Fat in Heritage Pigs

Heritage breeds tend to be fatty (with the exception perhaps of the Tamworth, a heritage breed raised primarily for bacon). Ours live outside most of their lives, so they need fat to stay warm and happy when the weather cools. And the fat gives exquisite flavor that standard industrial pork (“the other white meat”) lacks. There is simply no comparison flavor-wise. However, the marbling and thick back fat––and sometimes smaller loins––may come as a surprise to those used to modern breeds intended for confinement operations.


Up until several decades ago, farmers valued pigs that produced enough fat to make lard. With the advent of industrially processed vegetable oils, lard (as well as the fat, flavorful pigs that produced it) fell out of favor. Many butchers these days see super lean, “white meat” pigs as the ideal for meat production and consider backfat on heritage breeds as waste. We encourage you to think differently and to claim your share of heritage pork fat. Since any fat on the animal is included in the hanging weight (which is how the USDA requires us to figure our price when selling custom-exempt), it’s part of what you’re paying for when you buy a portion of a live animal. It’s also one of the many benefits of buying pork by the share rather than by the cut.

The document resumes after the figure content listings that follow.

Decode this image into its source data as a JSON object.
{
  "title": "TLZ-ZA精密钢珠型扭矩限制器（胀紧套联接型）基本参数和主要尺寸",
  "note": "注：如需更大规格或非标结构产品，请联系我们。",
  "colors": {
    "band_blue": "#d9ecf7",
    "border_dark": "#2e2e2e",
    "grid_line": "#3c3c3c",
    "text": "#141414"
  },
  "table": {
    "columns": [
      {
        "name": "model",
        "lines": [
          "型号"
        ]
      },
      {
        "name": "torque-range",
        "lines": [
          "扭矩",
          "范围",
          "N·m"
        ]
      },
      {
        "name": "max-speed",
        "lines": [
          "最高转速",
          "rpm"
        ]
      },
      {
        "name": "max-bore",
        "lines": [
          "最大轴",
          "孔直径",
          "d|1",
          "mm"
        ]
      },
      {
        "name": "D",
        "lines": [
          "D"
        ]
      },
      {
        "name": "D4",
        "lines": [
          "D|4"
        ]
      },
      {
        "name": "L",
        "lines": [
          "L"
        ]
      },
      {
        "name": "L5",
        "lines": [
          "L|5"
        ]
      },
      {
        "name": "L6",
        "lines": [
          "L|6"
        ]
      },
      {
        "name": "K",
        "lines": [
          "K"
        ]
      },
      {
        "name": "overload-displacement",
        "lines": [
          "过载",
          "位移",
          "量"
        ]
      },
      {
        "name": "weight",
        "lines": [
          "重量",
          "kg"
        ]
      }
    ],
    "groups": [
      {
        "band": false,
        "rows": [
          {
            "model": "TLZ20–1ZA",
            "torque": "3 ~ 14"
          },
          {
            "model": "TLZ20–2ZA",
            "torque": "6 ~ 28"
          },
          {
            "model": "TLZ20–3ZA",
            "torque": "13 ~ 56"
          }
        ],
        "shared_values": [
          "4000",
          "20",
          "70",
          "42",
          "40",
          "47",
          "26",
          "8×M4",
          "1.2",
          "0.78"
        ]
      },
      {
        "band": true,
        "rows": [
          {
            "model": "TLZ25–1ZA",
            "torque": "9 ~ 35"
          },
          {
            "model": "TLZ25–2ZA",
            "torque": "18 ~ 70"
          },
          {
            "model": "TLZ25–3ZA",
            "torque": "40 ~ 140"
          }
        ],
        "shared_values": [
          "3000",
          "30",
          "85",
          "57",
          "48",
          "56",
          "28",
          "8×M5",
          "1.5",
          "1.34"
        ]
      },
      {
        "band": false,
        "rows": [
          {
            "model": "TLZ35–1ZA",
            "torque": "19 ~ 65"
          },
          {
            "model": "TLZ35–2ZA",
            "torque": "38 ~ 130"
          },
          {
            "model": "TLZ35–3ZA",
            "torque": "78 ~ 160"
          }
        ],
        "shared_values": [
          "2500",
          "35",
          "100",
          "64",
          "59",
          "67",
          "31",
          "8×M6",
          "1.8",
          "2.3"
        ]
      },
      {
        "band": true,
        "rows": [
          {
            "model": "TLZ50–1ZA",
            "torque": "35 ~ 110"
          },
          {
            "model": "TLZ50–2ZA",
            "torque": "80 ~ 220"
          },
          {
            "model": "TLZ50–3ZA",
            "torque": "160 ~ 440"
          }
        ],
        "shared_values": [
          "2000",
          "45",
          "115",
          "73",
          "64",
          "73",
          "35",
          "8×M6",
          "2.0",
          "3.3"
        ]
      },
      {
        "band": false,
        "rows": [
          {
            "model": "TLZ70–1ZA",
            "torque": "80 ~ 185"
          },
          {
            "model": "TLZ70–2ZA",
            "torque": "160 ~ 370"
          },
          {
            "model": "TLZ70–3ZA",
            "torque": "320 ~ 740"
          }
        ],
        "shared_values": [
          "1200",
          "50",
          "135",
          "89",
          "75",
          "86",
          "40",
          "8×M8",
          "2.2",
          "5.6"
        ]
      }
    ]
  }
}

Rendering lard from the fat is easy and doesn’t require any special equipment. A google search will provide you with lots of different methods. If you don’t want to render lard yourself, perhaps you have neighbors or friends who would love a gift of pork fat. Seriously. It’s good stuff.

If you are interested in the fat from your pig share, you’ll need to ask Valley Meat Service to include it (and may need to emphasize the request) when you give them your order at harvest time. They don’t routinely give you that option.

Also, please understand that the amount of backfat varies. Some pigs will have more, some less. It all depends on the pig. We can’t guarantee fat yield on any particular pig.